Des noms les plus sacrés il faut que je vous nomme.

Géans à qui suffit un peu d’herbe et de fleurs.
Qu’à la main d’un enfant un grain de sel amorce,
J’adore en vous voyant, ô vieux souffre-douleurs!
Deux attributs divins, la douceur dans la force.

Si vous sentiez l’orgueil, si, las de nos mépris,
Dans les champs du labour transformés en arènes,
Vous tourniez contre nous vos armes souveraines.
Les bouviers et les chars voleraient en débris.

Mais, soumis à la main qui frappe et qui récolte,
Comme si vous aviez quelque lointain espoir,
Vous tracez devant nous le sentier du devoir.
Et vous obéissez quand l’homme se révolte.

Laissez-moi donc flatter votre rude poitrail ;
Je vous aime entre tous, ouvriers des vieux âges;
Votre exemple est offert aux plus forts, aux plus sages;
Soyez bénis, taureaux, symboles du travail!

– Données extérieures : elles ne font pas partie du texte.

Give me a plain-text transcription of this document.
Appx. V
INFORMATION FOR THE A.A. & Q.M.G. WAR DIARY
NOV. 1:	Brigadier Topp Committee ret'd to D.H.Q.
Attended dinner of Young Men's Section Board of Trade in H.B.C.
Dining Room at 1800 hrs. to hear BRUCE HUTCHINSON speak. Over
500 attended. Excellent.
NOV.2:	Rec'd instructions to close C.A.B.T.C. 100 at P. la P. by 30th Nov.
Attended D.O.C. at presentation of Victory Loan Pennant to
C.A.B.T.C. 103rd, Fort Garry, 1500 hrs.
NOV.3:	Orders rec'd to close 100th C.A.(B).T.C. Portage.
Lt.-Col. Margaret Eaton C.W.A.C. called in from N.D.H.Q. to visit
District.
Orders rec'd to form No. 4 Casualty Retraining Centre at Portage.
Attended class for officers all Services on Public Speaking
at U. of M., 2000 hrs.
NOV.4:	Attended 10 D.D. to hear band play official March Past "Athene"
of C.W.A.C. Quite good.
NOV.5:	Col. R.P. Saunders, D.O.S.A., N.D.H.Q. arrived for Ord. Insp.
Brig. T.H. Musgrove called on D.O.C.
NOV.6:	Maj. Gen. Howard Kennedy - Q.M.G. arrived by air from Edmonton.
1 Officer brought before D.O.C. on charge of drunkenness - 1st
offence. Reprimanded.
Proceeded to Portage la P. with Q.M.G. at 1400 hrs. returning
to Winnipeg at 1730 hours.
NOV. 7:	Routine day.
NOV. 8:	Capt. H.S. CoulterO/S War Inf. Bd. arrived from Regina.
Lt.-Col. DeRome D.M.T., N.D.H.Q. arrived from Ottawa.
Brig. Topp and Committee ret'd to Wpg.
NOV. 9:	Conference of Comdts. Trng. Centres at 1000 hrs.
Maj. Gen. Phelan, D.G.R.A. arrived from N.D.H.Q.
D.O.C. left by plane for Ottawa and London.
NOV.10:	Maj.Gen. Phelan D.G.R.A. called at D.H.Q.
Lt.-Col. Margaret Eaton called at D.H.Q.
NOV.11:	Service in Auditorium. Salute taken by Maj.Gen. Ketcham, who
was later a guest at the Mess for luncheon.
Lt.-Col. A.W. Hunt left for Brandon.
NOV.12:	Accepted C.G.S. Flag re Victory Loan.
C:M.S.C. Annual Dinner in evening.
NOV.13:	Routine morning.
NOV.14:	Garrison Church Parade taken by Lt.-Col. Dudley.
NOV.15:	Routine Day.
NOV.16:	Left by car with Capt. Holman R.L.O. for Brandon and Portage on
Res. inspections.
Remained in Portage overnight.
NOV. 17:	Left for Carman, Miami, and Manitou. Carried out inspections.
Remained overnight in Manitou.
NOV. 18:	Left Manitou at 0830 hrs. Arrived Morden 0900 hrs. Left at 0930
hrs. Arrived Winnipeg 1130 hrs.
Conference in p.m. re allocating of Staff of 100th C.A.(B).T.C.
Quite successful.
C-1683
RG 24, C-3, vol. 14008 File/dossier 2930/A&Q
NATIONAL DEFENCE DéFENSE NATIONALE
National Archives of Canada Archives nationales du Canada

Pour m’instruire avec vous, j’ai quitté les retraites.
Les bois qui me parlaient, animés par les vents;
C’est vers vous que me guide, entre tous les vivans.
L’esprit qui me choisit mes amitiés secrètes.

Vos pieds noirs et cambrés sont durs comme l’airain;
J’aime en un droit sillon leur pesanteur sacrée.
La force m’apparaît, une force qui crée.
Devant vos larges fronts à l’œil morne et serein.

Qu’un autre soit jaloux du coursier ou de l’aigle !
Je vois d’aussi près qu’eux l’inaccessible azur.
Quand, près de mes taureaux, je marche d’un pied sûr
Entre le bois de hêtre et la moisson de seigle.